The slippery slope of presentation logic

Filed under: template turbostan 

I've been asked, and have previously considered, whether to add logic tags to TurboStan in order to facilitate "presentation logic". I'm still undecided whether this is a good idea or not.

Despite being firmly in the MVC camp, I am also a firm believer that there is such a thing as "presentation logic" that really belongs in the View (template).

For example, in a blog application, a template designer may want to specify that only 10 recent articles are displayed in a sidebar in one situation, and 20 in another. I don't expect a template designer to delve into the controller and add a one-off method to support this.
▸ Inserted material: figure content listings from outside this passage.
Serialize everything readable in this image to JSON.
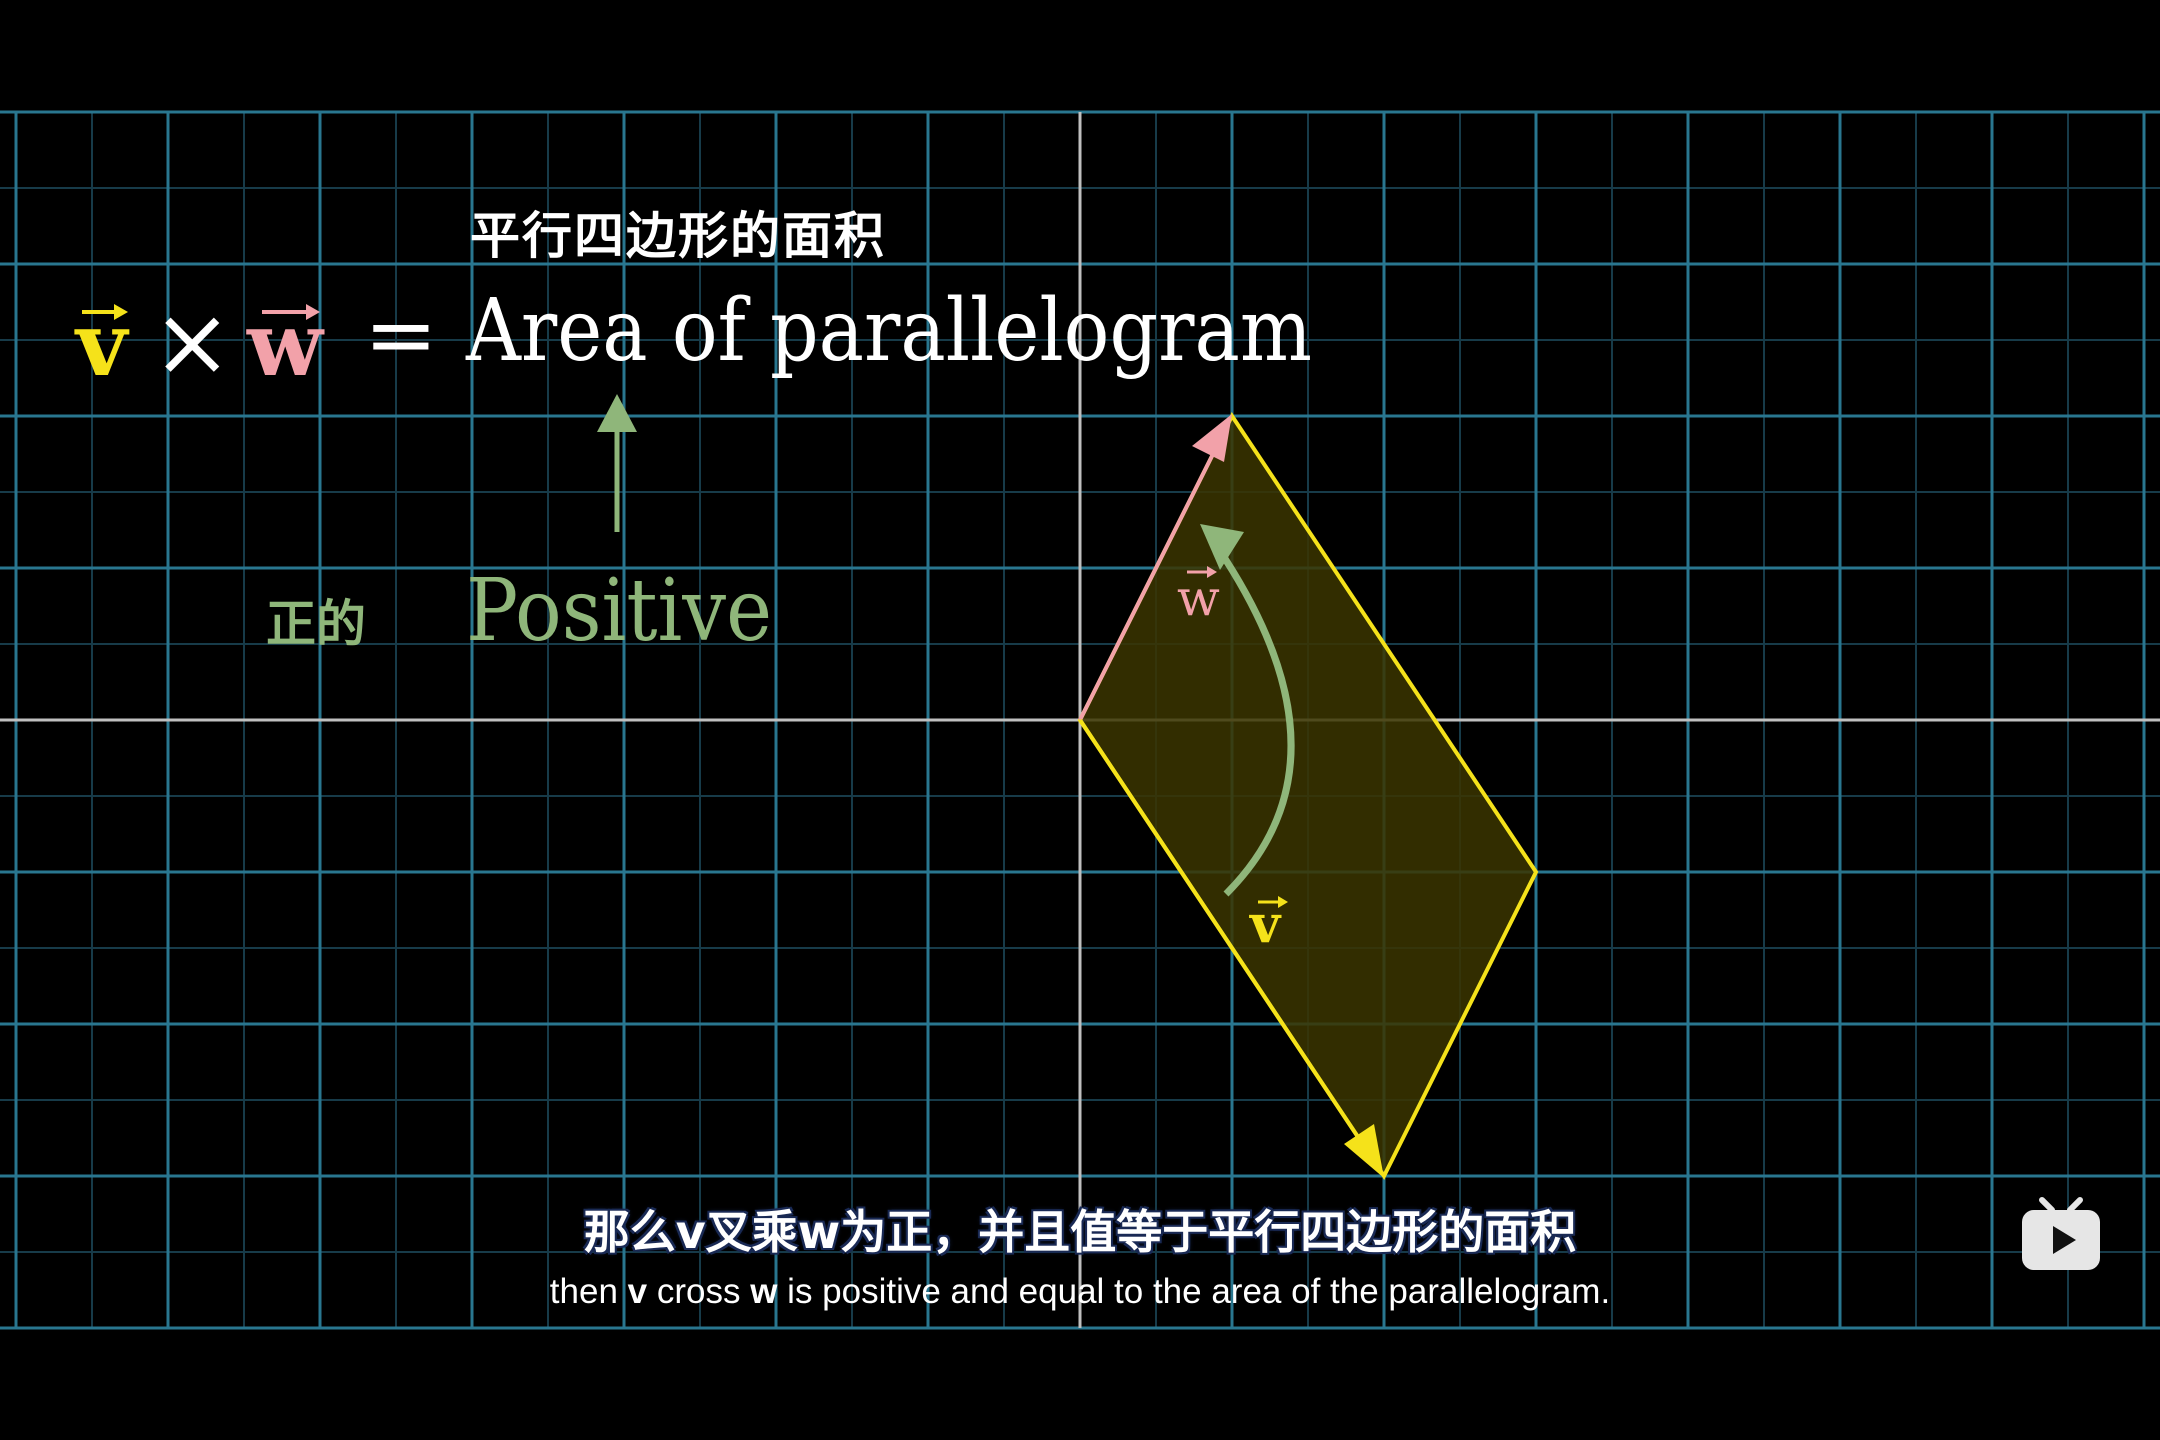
{
  "formula": {
    "v_symbol": "v",
    "times_symbol": "×",
    "w_symbol": "w",
    "equals_symbol": "=",
    "rhs_text": "Area of parallelogram",
    "rhs_translation": "平行四边形的面积"
  },
  "annotation": {
    "positive_text": "Positive",
    "positive_translation": "正的"
  },
  "vectors": {
    "w_label": "w",
    "v_label": "v"
  },
  "subtitles": {
    "chinese": "那么v叉乘w为正，并且值等于平行四边形的面积",
    "english_before_v": "then ",
    "english_v": "v",
    "english_between": " cross ",
    "english_w": "w",
    "english_after_w": " is positive and equal to the area of the parallelogram."
  },
  "colors": {
    "background": "#000000",
    "grid_major": "#29768f",
    "grid_minor": "#173b49",
    "axis": "#bfbfbf",
    "vector_v": "#f5e21a",
    "vector_w": "#f2a1a9",
    "positive_green": "#8fb67a",
    "parallelogram_fill": "#3b3500"
  },
  "icons": {
    "player_logo": "tv-play-icon"
  }
}
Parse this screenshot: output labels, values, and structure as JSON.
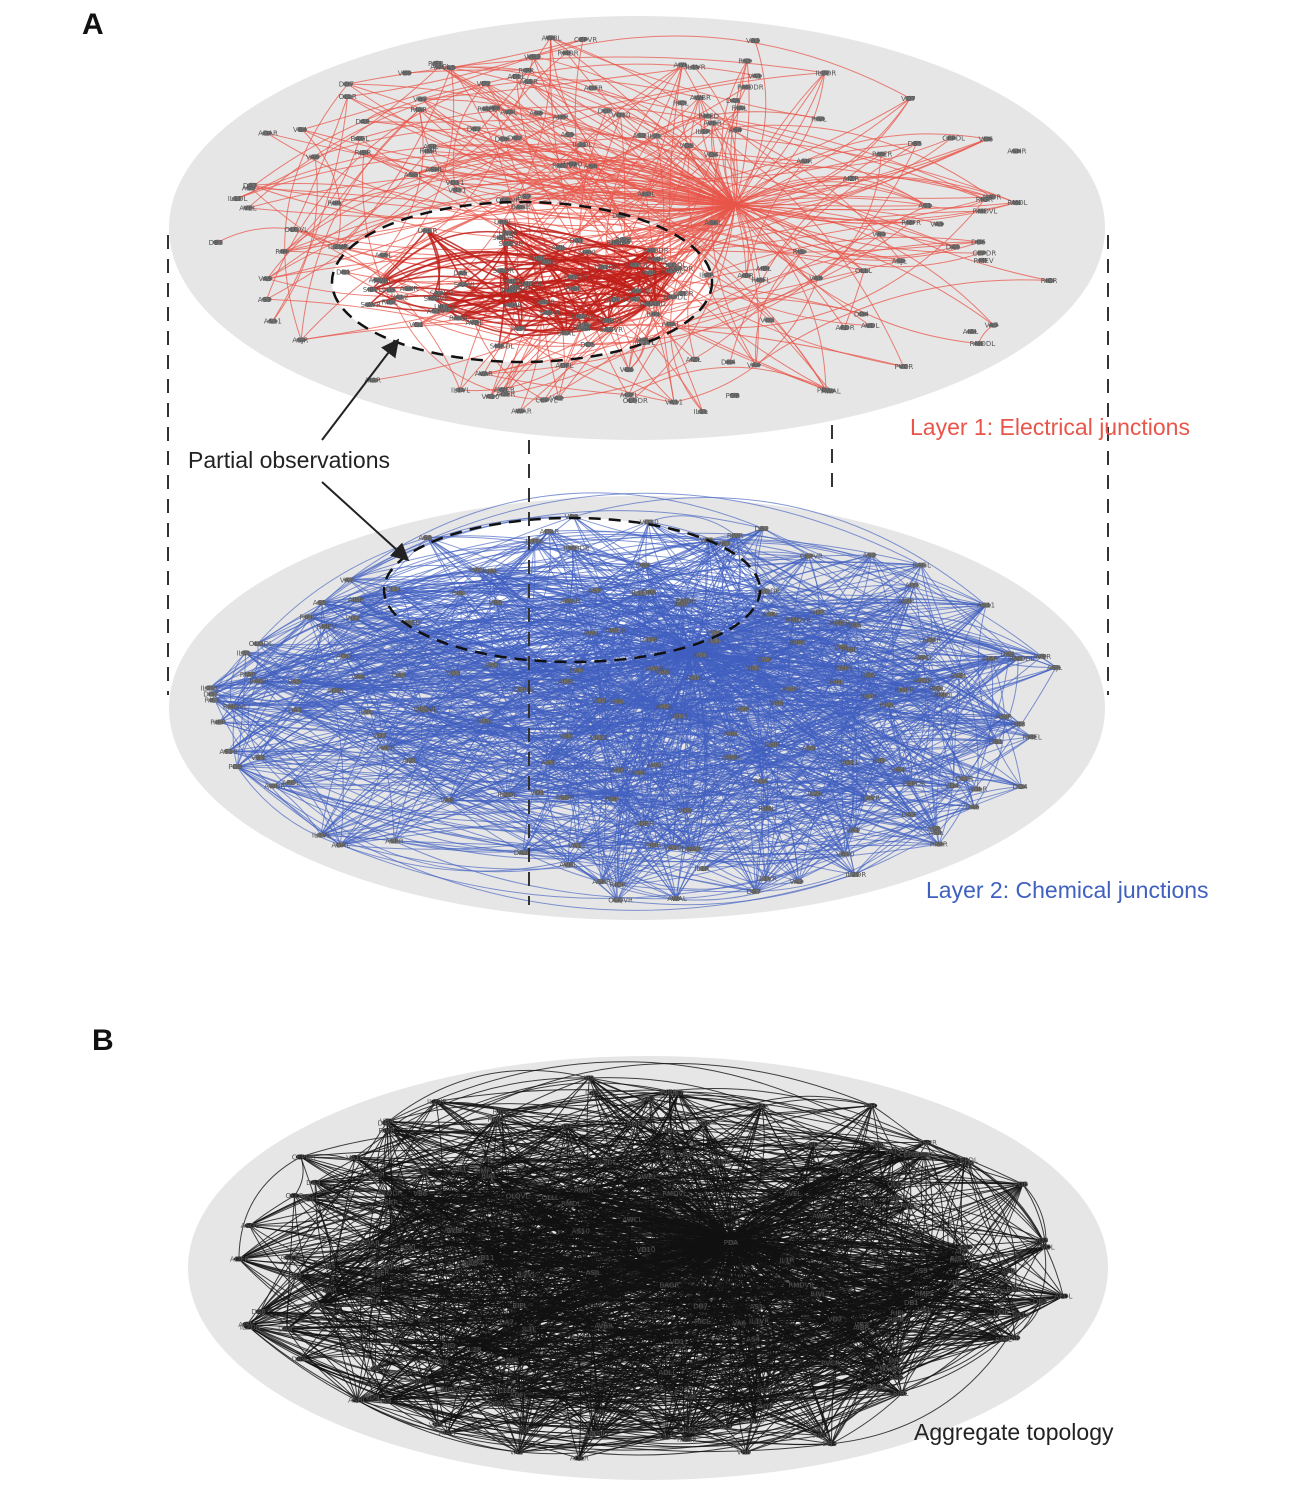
{
  "panels": {
    "a": {
      "letter": "A",
      "layer1": {
        "label": "Layer 1: Electrical junctions",
        "edge_color": "#e8564a",
        "highlight_edge_color": "#c0201a"
      },
      "layer2": {
        "label": "Layer 2: Chemical junctions",
        "edge_color": "#4060c0"
      },
      "annotation": "Partial observations"
    },
    "b": {
      "letter": "B",
      "label": "Aggregate topology",
      "edge_color": "#111111"
    }
  },
  "colors": {
    "disk": "#e6e6e6",
    "node": "#6f6f6f",
    "layer1_text": "#e8564a",
    "layer2_text": "#4060c0",
    "aggregate_text": "#222222"
  },
  "node_labels": [
    "DD6",
    "DD7",
    "VD2",
    "PDA",
    "VD8",
    "VD10",
    "VD9",
    "VD11",
    "PDB",
    "VD7",
    "DD4",
    "DD3",
    "DD5",
    "VD6",
    "VD5",
    "VD4",
    "VD3",
    "VD1",
    "AS1",
    "AS2",
    "AS3",
    "AS4",
    "AS5",
    "AS6",
    "AS7",
    "AS8",
    "AS9",
    "AS10",
    "AS11",
    "DA1",
    "DA2",
    "DA3",
    "DA4",
    "DA5",
    "DA6",
    "DA7",
    "DA8",
    "DA9",
    "DB1",
    "DB2",
    "DB3",
    "DB4",
    "DB5",
    "DB6",
    "DB7",
    "VA1",
    "VA2",
    "VA3",
    "VA4",
    "VA5",
    "VA6",
    "VA7",
    "VA8",
    "VA9",
    "VA10",
    "VA11",
    "VA12",
    "VB1",
    "VB2",
    "VB3",
    "VB4",
    "VB5",
    "VB6",
    "VB7",
    "VB8",
    "VB9",
    "VB10",
    "VB11",
    "AVAL",
    "AVAR",
    "AVBL",
    "AVBR",
    "AVDL",
    "AVDR",
    "AVEL",
    "AVER",
    "PVCL",
    "PVCR",
    "RIML",
    "RIMR",
    "AIBL",
    "AIBR",
    "AIYL",
    "AIYR",
    "AIZL",
    "AIZR",
    "AIAL",
    "AIAR",
    "ADAL",
    "ADAR",
    "ADEL",
    "ADER",
    "ADFL",
    "ADFR",
    "ADLL",
    "ADLR",
    "AFDL",
    "AFDR",
    "ASEL",
    "ASER",
    "ASGL",
    "ASGR",
    "ASHL",
    "ASHR",
    "ASIL",
    "ASIR",
    "ASJL",
    "ASJR",
    "ASKL",
    "ASKR",
    "AWAL",
    "AWAR",
    "AWBL",
    "AWBR",
    "AWCL",
    "AWCR",
    "BAGL",
    "BAGR",
    "CEPDL",
    "CEPDR",
    "CEPVL",
    "CEPVR",
    "IL1DL",
    "IL1DR",
    "IL1L",
    "IL1R",
    "IL1VL",
    "IL1VR",
    "IL2DL",
    "IL2DR",
    "IL2L",
    "IL2R",
    "IL2VL",
    "IL2VR",
    "OLLL",
    "OLLR",
    "OLQDL",
    "OLQDR",
    "OLQVL",
    "OLQVR",
    "RIAL",
    "RIAR",
    "RIBL",
    "RIBR",
    "RICL",
    "RICR",
    "RID",
    "RIFL",
    "RIFR",
    "RIGL",
    "RIGR",
    "RIH",
    "RIPL",
    "RIPR",
    "RIR",
    "RIS",
    "RIVL",
    "RIVR",
    "RMDDL",
    "RMDDR",
    "RMDL",
    "RMDR",
    "RMDVL",
    "RMDVR",
    "RMED",
    "RMEL",
    "RMER",
    "RMEV",
    "RMFL",
    "RMFR",
    "RMGL",
    "RMGR",
    "RMHL",
    "RMHR",
    "SAADL",
    "SAADR",
    "SAAVL",
    "SAAVR",
    "SABD",
    "SABVL",
    "SABVR",
    "SIADL",
    "SIADR",
    "SIAVL",
    "SIAVR",
    "SIBDL",
    "SIBDR",
    "SIBVL",
    "SIBVR",
    "SMBDL",
    "SMBDR",
    "SMBVL",
    "SMBVR",
    "SMDDL",
    "SMDDR",
    "SMDVL",
    "SMDVR",
    "URADL",
    "URADR",
    "URAVL",
    "URAVR",
    "URBL",
    "URBR",
    "URXL",
    "URXR",
    "URYDL",
    "URYDR",
    "URYVL",
    "URYVR",
    "AVFL",
    "AVFR",
    "AVHL",
    "AVHR",
    "AVJL",
    "AVJR",
    "AVKL",
    "AVKR",
    "AVL",
    "AVM",
    "ALA",
    "ALML",
    "ALMR",
    "ALNL",
    "ALNR",
    "AQR",
    "AUAL",
    "AUAR",
    "AVG",
    "BDUL",
    "BDUR",
    "CANL",
    "CANR",
    "DVA",
    "DVB",
    "DVC",
    "FLPL",
    "FLPR",
    "HSNL",
    "HSNR",
    "LUAL",
    "LUAR",
    "PDEL",
    "PDER",
    "PHAL",
    "PHAR",
    "PHBL",
    "PHBR",
    "PHCL",
    "PHCR",
    "PLML",
    "PLMR",
    "PLNL",
    "PLNR",
    "PQR",
    "PVDL",
    "PVDR",
    "PVM",
    "PVNL",
    "PVNR",
    "PVPL",
    "PVPR",
    "PVQL",
    "PVQR",
    "PVR",
    "PVT",
    "PVWL",
    "PVWR",
    "SDQL",
    "SDQR"
  ]
}
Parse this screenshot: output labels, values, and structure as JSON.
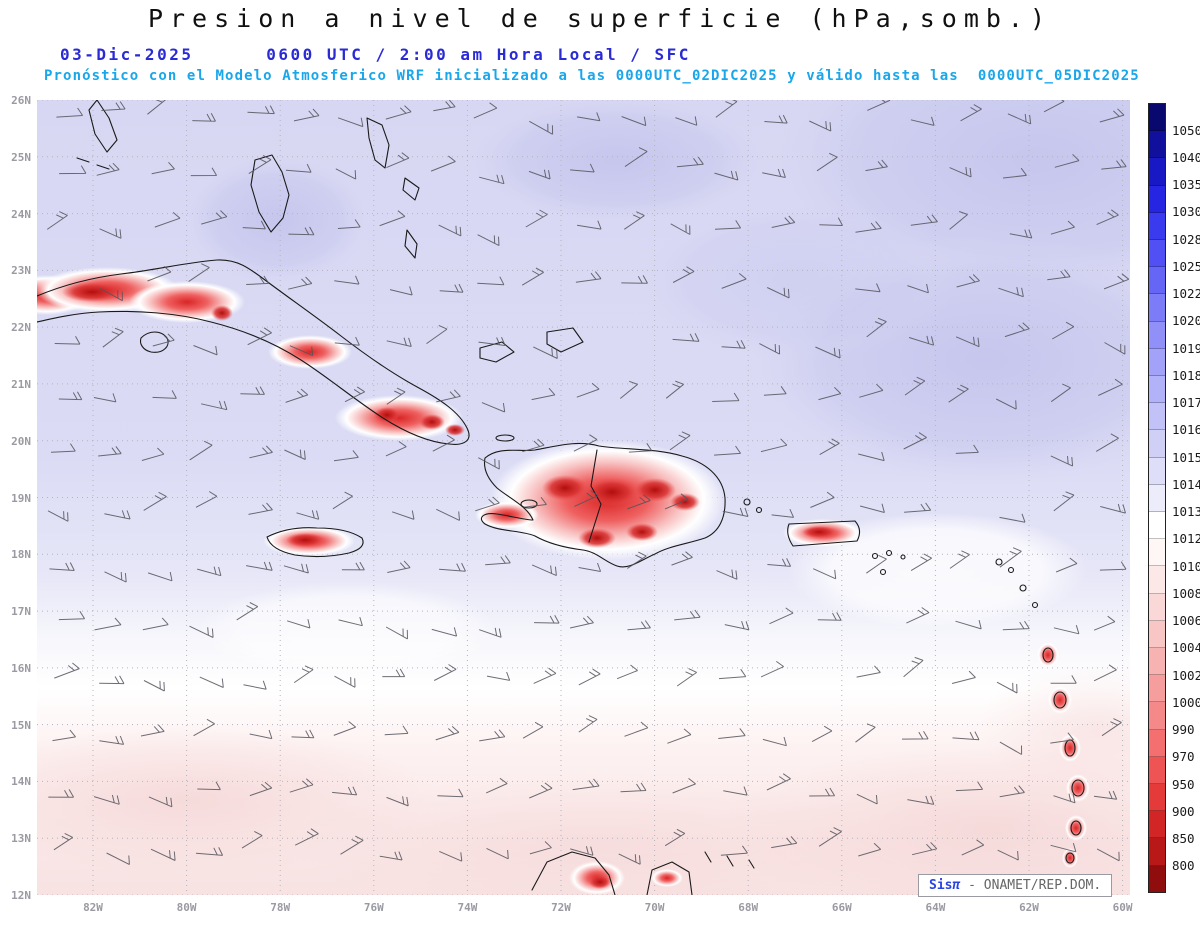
{
  "header": {
    "title": "Presion a nivel de superficie (hPa,somb.)",
    "subtitle_datetime": "03-Dic-2025      0600 UTC / 2:00 am Hora Local / SFC",
    "subtitle_model": "Pronóstico con el Modelo Atmosferico WRF inicializado a las 0000UTC_02DIC2025 y válido hasta las  0000UTC_05DIC2025"
  },
  "map": {
    "lat_labels": [
      "26N",
      "25N",
      "24N",
      "23N",
      "22N",
      "21N",
      "20N",
      "19N",
      "18N",
      "17N",
      "16N",
      "15N",
      "14N",
      "13N",
      "12N"
    ],
    "lon_labels": [
      "82W",
      "80W",
      "78W",
      "76W",
      "74W",
      "72W",
      "70W",
      "68W",
      "66W",
      "64W",
      "62W",
      "60W"
    ]
  },
  "colorbar": {
    "unit": "hPa",
    "values": [
      1050,
      1040,
      1035,
      1030,
      1028,
      1025,
      1022,
      1020,
      1019,
      1018,
      1017,
      1016,
      1015,
      1014,
      1013,
      1012,
      1010,
      1008,
      1006,
      1004,
      1002,
      1000,
      990,
      970,
      950,
      900,
      850,
      800
    ],
    "colors": [
      "#08086e",
      "#10109c",
      "#1818c4",
      "#2626e2",
      "#3a3aee",
      "#5050f4",
      "#6666f6",
      "#7c7cf8",
      "#9090f8",
      "#a2a2f8",
      "#b2b2f8",
      "#c2c2f8",
      "#d0d0f7",
      "#dedef8",
      "#ececfb",
      "#ffffff",
      "#fff6f6",
      "#fde8e8",
      "#fbd8d8",
      "#f9c6c6",
      "#f7b2b2",
      "#f69e9e",
      "#f58888",
      "#f47070",
      "#ee5454",
      "#e43a3a",
      "#d22626",
      "#b81818",
      "#8f0d0d"
    ]
  },
  "watermark": {
    "brand": "Sis",
    "pi": "π",
    "text": " - ONAMET/REP.DOM."
  }
}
I think the ability to specify things like this is a valid reason to have logic in a template.

On the other hand, once logic flow is added to templates, as it turns out, that is often the easiest place to do logic and it gets abused. Take a look at any moderately sophisticated Smarty template and you'll see what I mean. It quickly becomes a mess and it appears beyond the discipline of programmers and designers alike to avoid it.

So what's the solution? At the moment I've taken to allowing passing extra arguments to renderers in TurboStan, such as:

div ( id = 'sidebar',
      render = render.sequence,
      data = vars.model.Article.data.articles,
      selectby = { 'published': True, 'limit': 10 } )

Of course the controller has to accept these arguments, but that's easily doable.

The question is, is this enough? Is it inherently better than the alternatives? Should I add an "if" tag to TurboStan? You can already (ab)use list comprehensions and any other Python expression within TurboStan, but I wonder if it's wise to open this can of worms.

If you think I should add some sort of logic tag(s) ( I'm talking to you PacoPablo ), maybe a concrete example of something that can't easily be implemented without them would be convincing. An example that either a) cannot be done or b) is just too damn ugly to talk about would be best.

Personally I've found that my desire for such things has dropped pretty much proportionately to how much I've put aside what I'm used to and swallowed the Nevow pill of render and data callbacks, but I'm always willing to at least entertain other's ideas.